地頭力を鍛える 問題解決に活かす「フェルミ推定」細谷 功 (著)

地頭力を鍛える
いろんな雑誌で『地頭力』と書いてあるのを見るので、
とりあえず読んでみました。
正直・・・・
読んでみて、「綺麗にまとまった文章だな」という感想だし
勉強になるなーとも思ったんだけれども、
『説明できない腑に落ちない感』が頭の裏っ側にこびりついて
なんだろう?と、
モヤモヤしていました。
■本の内容は、
近年のインターネットの登場による検索依存
↓
何でも検索してコピー&ペースト
↓
考える力・地頭力が低下
↓
鍛えるための「フェルミ推定」
↓
フェルミ推定は素晴らしい♪
超簡単に書くとこういった感じですが、
ちなみに、フェルミ推定とは
「シカゴにピアノ調律師は何人いるか?」
「日本全国に電柱は何本あるか?」
「世界中で1日に食べられるピザは何枚か?」
こうした荒唐無稽とも思える問いへの解答を
導き出す考え方のプロセスを問う問題で
ノーベル物理学賞受賞者でもある、
エンリコ・フェルミに由来しています。
僕なりのモヤモヤ感というのは、
「地頭力を鍛えるのにどうしてフェルミ推定を推奨するのか?」
にあるのだと思います。
確かに多くのフェルミ推定の答えは通常の検索では出てこないが、
フェルミの理論を使ったとして回答時にプロセスが大きく外れれば、
大きな失敗をする可能性も出てくる。
推定に必要な因子の選定自体が誤っていても正解が出てしまう可能性もありうる。
このあたりに関してどうしても荒い感じがして・・・
あたかもフェルミの理論が万能かのように書かれていますが、
なんとなく 地頭力を鍛える=フェルミ推定
というロジックに危うさを感じてしまうのです。
(推奨するのがそれ一つというのはおかしいだろう?と・・・)
こんな本もあります。
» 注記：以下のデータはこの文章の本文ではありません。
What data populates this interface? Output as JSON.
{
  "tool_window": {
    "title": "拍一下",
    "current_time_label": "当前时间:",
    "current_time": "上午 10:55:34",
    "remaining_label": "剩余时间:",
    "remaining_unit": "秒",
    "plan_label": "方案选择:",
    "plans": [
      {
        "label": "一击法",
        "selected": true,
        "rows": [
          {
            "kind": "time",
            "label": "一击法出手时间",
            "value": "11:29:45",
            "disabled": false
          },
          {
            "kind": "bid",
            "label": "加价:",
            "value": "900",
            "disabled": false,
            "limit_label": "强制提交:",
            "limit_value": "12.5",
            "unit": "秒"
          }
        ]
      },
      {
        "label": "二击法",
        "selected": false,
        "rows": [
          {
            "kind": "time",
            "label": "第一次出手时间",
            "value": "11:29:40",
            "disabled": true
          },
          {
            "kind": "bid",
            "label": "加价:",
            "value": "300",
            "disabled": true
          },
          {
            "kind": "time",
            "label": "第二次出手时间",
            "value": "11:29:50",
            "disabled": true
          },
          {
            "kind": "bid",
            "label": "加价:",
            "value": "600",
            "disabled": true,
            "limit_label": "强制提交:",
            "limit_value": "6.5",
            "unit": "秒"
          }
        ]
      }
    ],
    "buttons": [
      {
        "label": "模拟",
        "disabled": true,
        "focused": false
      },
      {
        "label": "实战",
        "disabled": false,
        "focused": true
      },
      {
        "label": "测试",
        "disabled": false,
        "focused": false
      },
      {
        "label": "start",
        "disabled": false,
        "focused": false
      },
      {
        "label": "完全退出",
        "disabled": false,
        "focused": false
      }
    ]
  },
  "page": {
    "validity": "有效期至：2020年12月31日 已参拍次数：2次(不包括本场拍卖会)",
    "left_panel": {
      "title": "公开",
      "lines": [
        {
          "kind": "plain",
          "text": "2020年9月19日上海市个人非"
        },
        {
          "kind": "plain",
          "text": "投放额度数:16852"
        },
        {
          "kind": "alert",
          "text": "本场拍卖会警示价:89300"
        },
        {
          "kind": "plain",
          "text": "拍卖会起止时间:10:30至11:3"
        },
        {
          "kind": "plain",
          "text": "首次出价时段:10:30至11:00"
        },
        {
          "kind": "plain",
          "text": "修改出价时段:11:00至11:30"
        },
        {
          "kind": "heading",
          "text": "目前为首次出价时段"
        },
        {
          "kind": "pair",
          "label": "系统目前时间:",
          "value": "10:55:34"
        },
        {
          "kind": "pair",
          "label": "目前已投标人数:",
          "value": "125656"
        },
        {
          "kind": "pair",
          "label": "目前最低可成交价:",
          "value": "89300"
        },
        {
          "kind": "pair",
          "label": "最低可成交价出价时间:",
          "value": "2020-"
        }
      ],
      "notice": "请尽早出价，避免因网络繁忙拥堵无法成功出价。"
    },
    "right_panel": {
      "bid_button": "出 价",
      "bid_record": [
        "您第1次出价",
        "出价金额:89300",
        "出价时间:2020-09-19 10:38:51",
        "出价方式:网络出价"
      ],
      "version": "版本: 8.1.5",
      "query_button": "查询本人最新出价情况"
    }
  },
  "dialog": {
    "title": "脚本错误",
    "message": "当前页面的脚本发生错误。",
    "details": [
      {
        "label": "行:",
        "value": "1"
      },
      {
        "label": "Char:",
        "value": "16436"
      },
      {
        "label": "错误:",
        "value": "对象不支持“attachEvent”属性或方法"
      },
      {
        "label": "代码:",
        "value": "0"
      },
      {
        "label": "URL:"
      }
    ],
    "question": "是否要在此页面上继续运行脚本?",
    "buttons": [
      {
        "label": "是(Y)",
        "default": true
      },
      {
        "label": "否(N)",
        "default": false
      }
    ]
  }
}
まだ読んでいないのですが・・・
広い宇宙に地球人しか見当たらない50の理由―フェルミのパラドックス
フェルミのパラドックス

僕のモヤモヤ感を解消してくれる一冊になるのでしょうか?
とある分野に対して批判的な本は
どの業界でも出ていますが、
「地頭力を鍛える」を読んでこの本が次に読みたい本になっていました。
ここまで批判しときながら、フェルミ推定の考え方は個人的に好きで、
この本の考え方は現代社会に欠かせない考え方の一つだと思います。
と、最後になって悪い癖である八方美人さがでてしまいました。
皆さんはどう思われるのかは実際に読んでみてください。